JAKARTA - Indonesia mempunyai pekerjaan rumah (PR) besar untuk menciptakan akumulasi dana keuangan yang bersifat jangka panjang. Wakil Menteri Keuangan (Wamenkeu), Suahasil Nazara, mengatakan PR itu sangat penting diselesaikan karena Indonesia masih memiliki banyak sekali infrastruktur yang harus dibangun dengan kebutuhan pendanaan yang besar.

Hal itu menjadi salah satu faktor pendorong pemerintah menerbitkan Undang-Undang tentang Pengembangan dan Penguatan Sektor Keuangan (UU P2SK) sebagai payung hukum dalam mendorong akumulasi dana jangka panjang.
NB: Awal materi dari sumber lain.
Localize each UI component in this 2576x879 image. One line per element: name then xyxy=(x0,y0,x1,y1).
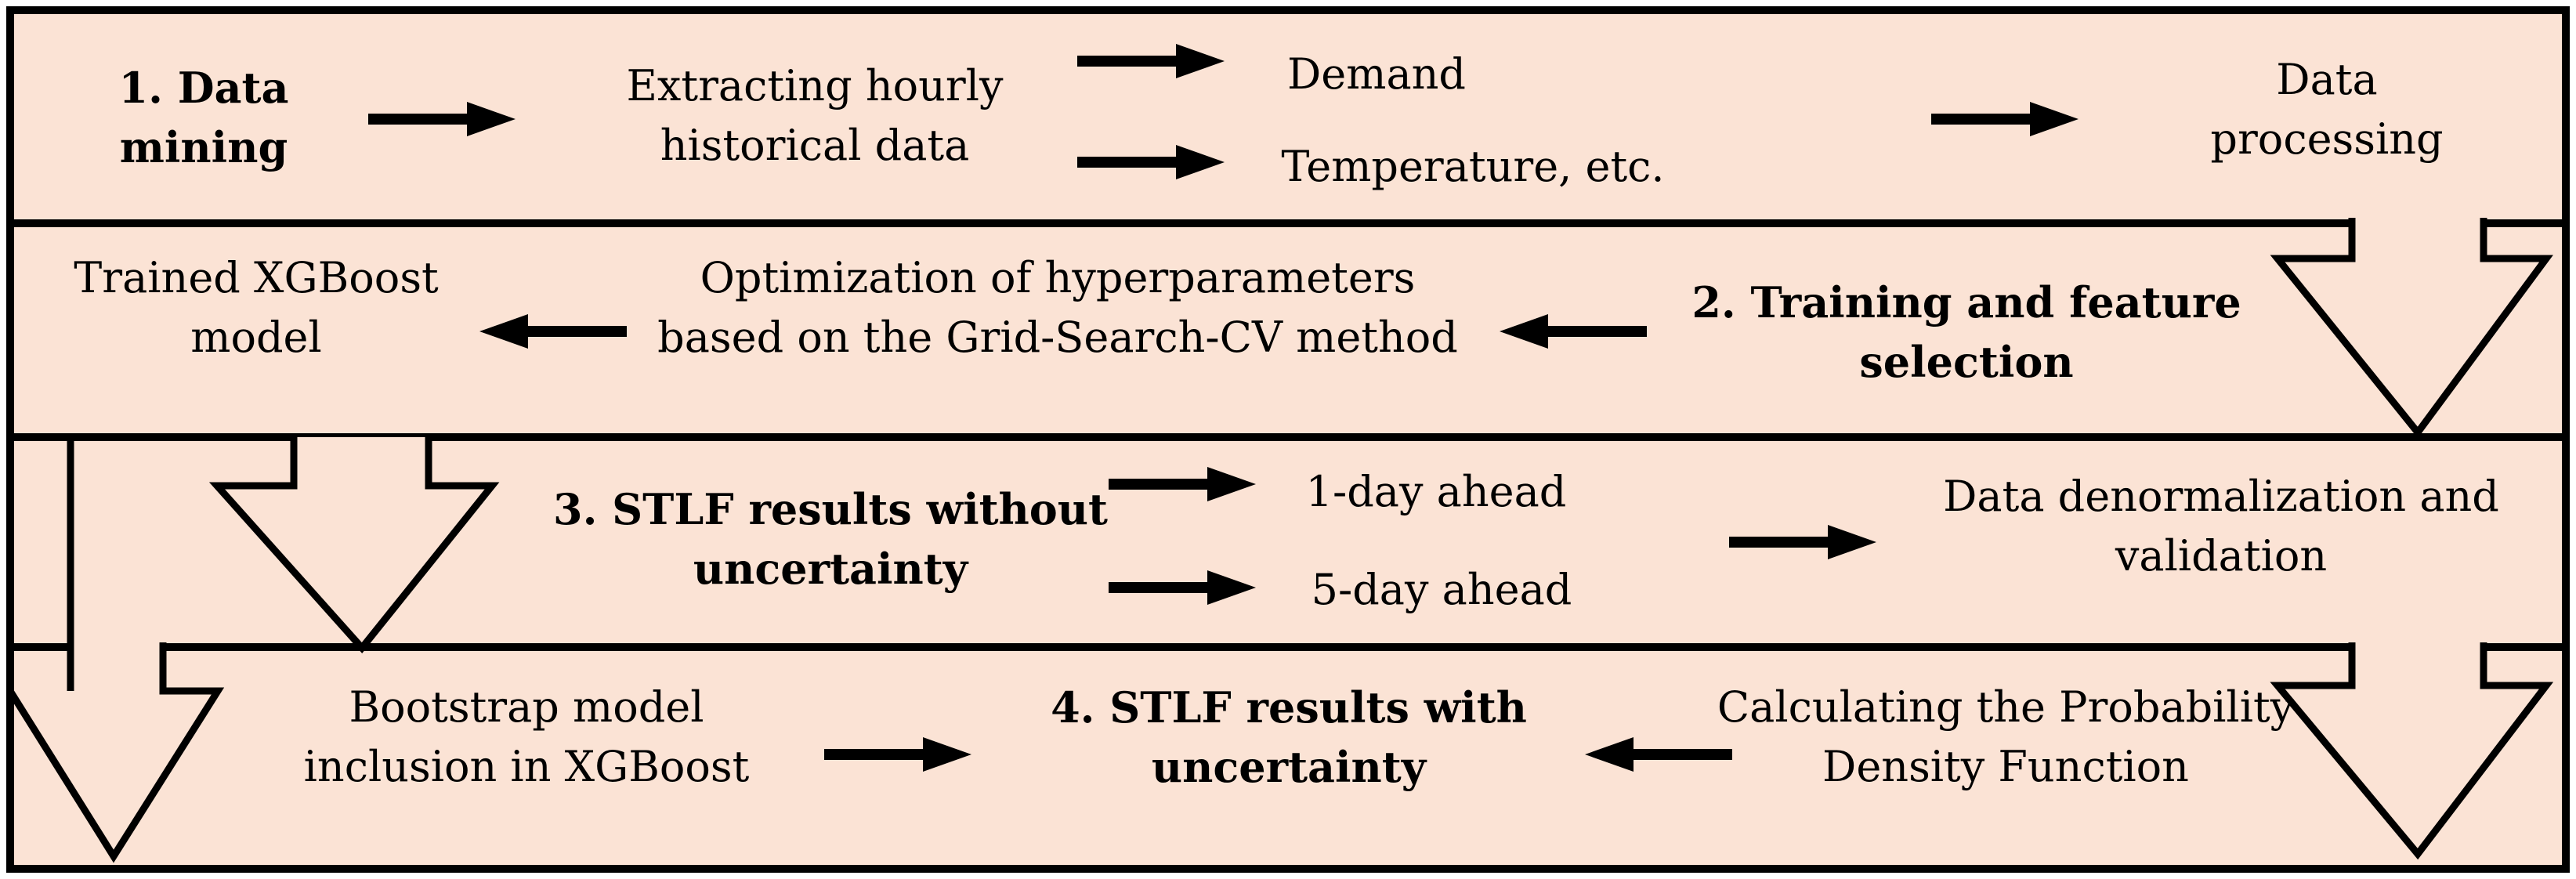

Sektor keuangan, jelas Suahasil, memegang peran penting dalam akumulasi dana jangka panjang, lantaran akumulasi dana tersebut membutuhkan instrumen, ketersediaan dana, kepastian hukum, perlindungan, dan keyakinan yang harus diatur dengan baik.

Selain dana jangka panjang, ia mengungkapkan terdapat empat pilar fokus lain dalam UU P2SK, yaitu penguatan kelembagaan dari otoritas sektor keuangan, memperkuat tata kelola industri keuangan, perlindungan terhadap konsumen produk keuangan, serta literasi, inklusi, dan inovasi sektor keuangan.

Libatkan Swasta

Menanggapi pernyataan Wamenkeu itu, pakar ekonomi dari Universitas Airlangga, Surabaya, Imron Mawardi, mengatakan Indonesia memang membutuhkan akumulasi dana keuangan yang bersifat jangka panjang untuk memenuhi kebutuhan pembangunan infrastruktur. Namun demikian, kalau akumulasi tersebut dipenuhi dari utang maka akan membebani keuangan negara.

"Kita memang membutuhkan dana semacam itu karena kebutuhan infrastruktur ke depan yang masih besar. Tapi jika itu dipenuhi dengan utang dan obligasi, akan membebani keuangan negara," kata Imron.

Dia mencontohkan, setiap tahun pemerintah harus membayar cicilan utang dan bunga sekitar 500 triliun rupiah atau hampir seperempat dari kekuatan APBN. Akibatnya, kemampuan APBN dalam pembangunan menjadi terbatas.

"Pemerintah seharusnya menggunakan model-model kerja sama dengan swasta dalam memenuhi kebutuhan infrastruktur. Contohnya, Surabaya bekerja sama dengan sejumlah pengembang dalam membangun infrastruktur di wilayah Surabaya barat. Model-model seperti ini bisa diadopsi untuk memenuhi kebutuhan infrastruktur," jelas Imron.

Pada kesempatan yang lain, pengamat ekonomi dari Universitas Diponegoro (Undip) Semarang, Esther Sri Astuti, mengatakan pembangunan infrastruktur harus dibiayai dari dana jangka panjang juga, seperti surat utang negara, obligasi dan dana pensiun. Sebab, tenornya relatif panjang dan dananya relatif murah.

"Selama ini, pembangunan infrastruktur menggunakan dana jangka pendek seperti pinjaman bank yang bunganya lebih tinggi. Sebaiknya pemerintah membentuk lembaga investment house yang mengelola dana jangka panjang seperti di Jepang dan Korea," katanya.